After the EC Recommendation on Investing in Children and the UN Guidelines for Alternative Care, this new UN resolution provides an additional advocacy tool for comprehensive national reforms strengthening families and ending institutional care. Our next step will be to contribute to the follow-up report which the High Commissioner is invited to produce, with learnings from the Opening Doors campaign, and Eurochild’s research study on the Investment Case for strengthening families and ending institutional care, funded by the OAK foundation.

On International Day of Persons with Disability Opening Doors campaign calls for more inclusive societies

Today is the International Day of Persons with Disability. On this occasion, the Opening Doors Campaign calls for real inclusion of children with disabilities in Europe.

At the recent European Convention against Poverty (EPAP), Dominik Drdul, a young advocate for children with disabilities, addressed EU leaders Martin Schultz and Marianne Thyssen saying: “Albert Einstein once said: “If we judge a fish by its ability to climb a tree, it will live its whole life believing that it is stupid” […] many times it happened to me that someone has focused on my weaknesses, not my strengths.”

Every day Dominik and civil society organisations advocate for a real integration in society of people with a disability.
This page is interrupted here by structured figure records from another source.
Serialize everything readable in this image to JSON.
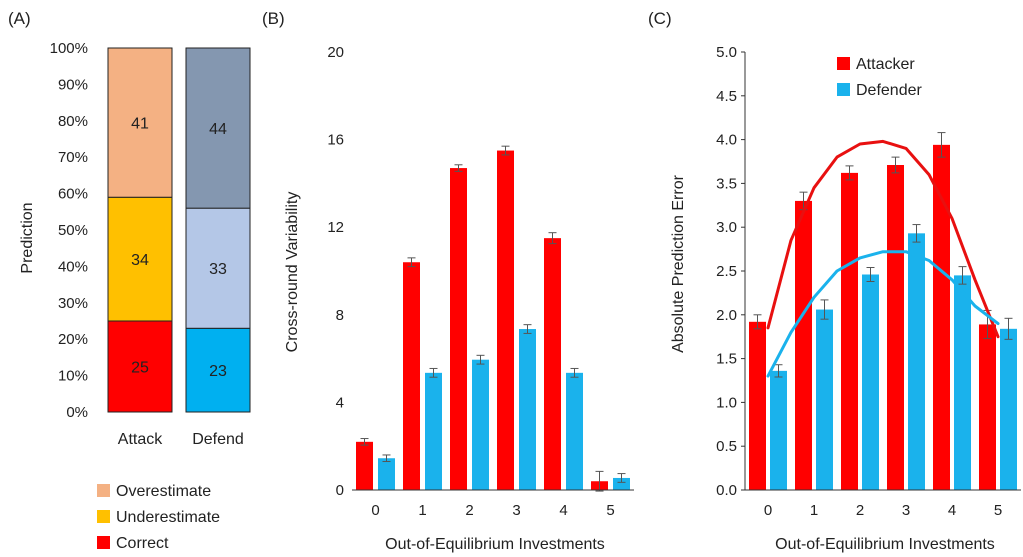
{
  "chart_data": [
    {
      "panel": "(A)",
      "type": "bar",
      "stacked": true,
      "ylabel": "Prediction",
      "ylim": [
        0,
        100
      ],
      "yticks": [
        "0%",
        "10%",
        "20%",
        "30%",
        "40%",
        "50%",
        "60%",
        "70%",
        "80%",
        "90%",
        "100%"
      ],
      "categories": [
        "Attack",
        "Defend"
      ],
      "series": [
        {
          "name": "Correct",
          "values": [
            25,
            23
          ]
        },
        {
          "name": "Underestimate",
          "values": [
            34,
            33
          ]
        },
        {
          "name": "Overestimate",
          "values": [
            41,
            44
          ]
        }
      ],
      "colors": {
        "Attack": [
          "#ff0000",
          "#ffc000",
          "#f4b183"
        ],
        "Defend": [
          "#00b0f0",
          "#b4c7e7",
          "#8497b0"
        ]
      },
      "legend": {
        "placement": "bottom",
        "items": [
          {
            "label": "Overestimate",
            "color": "#f4b183"
          },
          {
            "label": "Underestimate",
            "color": "#ffc000"
          },
          {
            "label": "Correct",
            "color": "#ff0000"
          }
        ]
      }
    },
    {
      "panel": "(B)",
      "type": "bar",
      "xlabel": "Out-of-Equilibrium Investments",
      "ylabel": "Cross-round Variability",
      "ylim": [
        0,
        20
      ],
      "yticks": [
        0,
        4,
        8,
        12,
        16,
        20
      ],
      "categories": [
        "0",
        "1",
        "2",
        "3",
        "4",
        "5"
      ],
      "series": [
        {
          "color": "#ff0000",
          "values": [
            2.2,
            10.4,
            14.7,
            15.5,
            11.5,
            0.4
          ],
          "errors": [
            0.15,
            0.2,
            0.15,
            0.2,
            0.25,
            0.45
          ]
        },
        {
          "color": "#1ab2ec",
          "values": [
            1.45,
            5.35,
            5.95,
            7.35,
            5.35,
            0.55
          ],
          "errors": [
            0.15,
            0.2,
            0.2,
            0.2,
            0.2,
            0.2
          ]
        }
      ]
    },
    {
      "panel": "(C)",
      "type": "bar",
      "xlabel": "Out-of-Equilibrium Investments",
      "ylabel": "Absolute Prediction Error",
      "ylim": [
        0,
        5
      ],
      "yticks": [
        "0.0",
        "0.5",
        "1.0",
        "1.5",
        "2.0",
        "2.5",
        "3.0",
        "3.5",
        "4.0",
        "4.5",
        "5.0"
      ],
      "categories": [
        "0",
        "1",
        "2",
        "3",
        "4",
        "5"
      ],
      "legend": {
        "placement": "top"
      },
      "series": [
        {
          "name": "Attacker",
          "color": "#ff0000",
          "values": [
            1.92,
            3.3,
            3.62,
            3.71,
            3.94,
            1.89
          ],
          "errors": [
            0.08,
            0.1,
            0.08,
            0.09,
            0.14,
            0.16
          ]
        },
        {
          "name": "Defender",
          "color": "#1ab2ec",
          "values": [
            1.36,
            2.06,
            2.46,
            2.93,
            2.45,
            1.84
          ],
          "errors": [
            0.07,
            0.11,
            0.08,
            0.1,
            0.1,
            0.12
          ]
        }
      ],
      "trendlines": [
        {
          "series": "Attacker",
          "color": "#e81010",
          "points": [
            [
              0,
              1.85
            ],
            [
              0.5,
              2.85
            ],
            [
              1,
              3.45
            ],
            [
              1.5,
              3.8
            ],
            [
              2,
              3.95
            ],
            [
              2.5,
              3.98
            ],
            [
              3,
              3.9
            ],
            [
              3.5,
              3.6
            ],
            [
              4,
              3.1
            ],
            [
              4.5,
              2.4
            ],
            [
              5,
              1.75
            ]
          ]
        },
        {
          "series": "Defender",
          "color": "#1ab2ec",
          "points": [
            [
              0,
              1.3
            ],
            [
              0.5,
              1.8
            ],
            [
              1,
              2.2
            ],
            [
              1.5,
              2.5
            ],
            [
              2,
              2.65
            ],
            [
              2.5,
              2.72
            ],
            [
              3,
              2.72
            ],
            [
              3.5,
              2.62
            ],
            [
              4,
              2.4
            ],
            [
              4.5,
              2.1
            ],
            [
              5,
              1.9
            ]
          ]
        }
      ]
    }
  ]
}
To obtain that, we will have to see a real change in the way disabilities are perceived.

“No legitimate justification now exists for the maintenance of large-scale institutions for children with disabilities” says Jana Hainsworth, Secretary General of Eurochild, Opening Doors Campaign leader. “There is a huge body of good practice demonstrating the feasibility of reforming mainstream services to provide more inclusive environments as well as of delivering specialised and intensive treatment and support that can ensure a high-quality family life even for the more severely disabled children” she concludes.

Currently, children with disabilities are heavily overrepresented in institutional care: across Eastern Europe and Central Asia, they are almost 17 times more likely to be institutionalised than children who are not disabled (UNICEF, “Children under the age of three in formal care in Eastern Europe and Central Asia, 2012, p.45). The most important reasons for that are prejudice, discrimination and the belief that the complex needs of disabled children cannot be met with appropriate care in their families. Children with disabilities are judged on what they cannot achieve, which has resulted in medical and psycho-social personnel in maternity wards encouraging mothers to leave their newborns with disabilities in state care. Despite the growing awareness of international norms such as the UNCRC and the UNCRPD, such practices are still commonplace (UNICEF, ibid., p. 78).

That is why next week, on 10th of December, the Opening Doors Campaign will bring the Tanev family to the European Parliament to testify about their experience of being persuaded in the hospital maternity ward to leave their child born with Down syndrome in an institution. Now reunited with their son, the Tanevs will address an audience of MEP’s, European Commission officials, representatives of Member States and European and national experts, to raise awareness that children with disabilities are still being separated from their families and segrated from society.

This view needs to change and our societies need to change to value and accommodate people with a diversity of needs. Opening Doors Campaign is co-organising the event at the European Parliament with the European Expert Group to support this transformation to support a transition from institutional to community-based care in line with the international human rights standards

The UN conventions on the Rights of the child and on the rights of persons with disabilities set clear international standards on supporting children with disabilities and their families within local communities.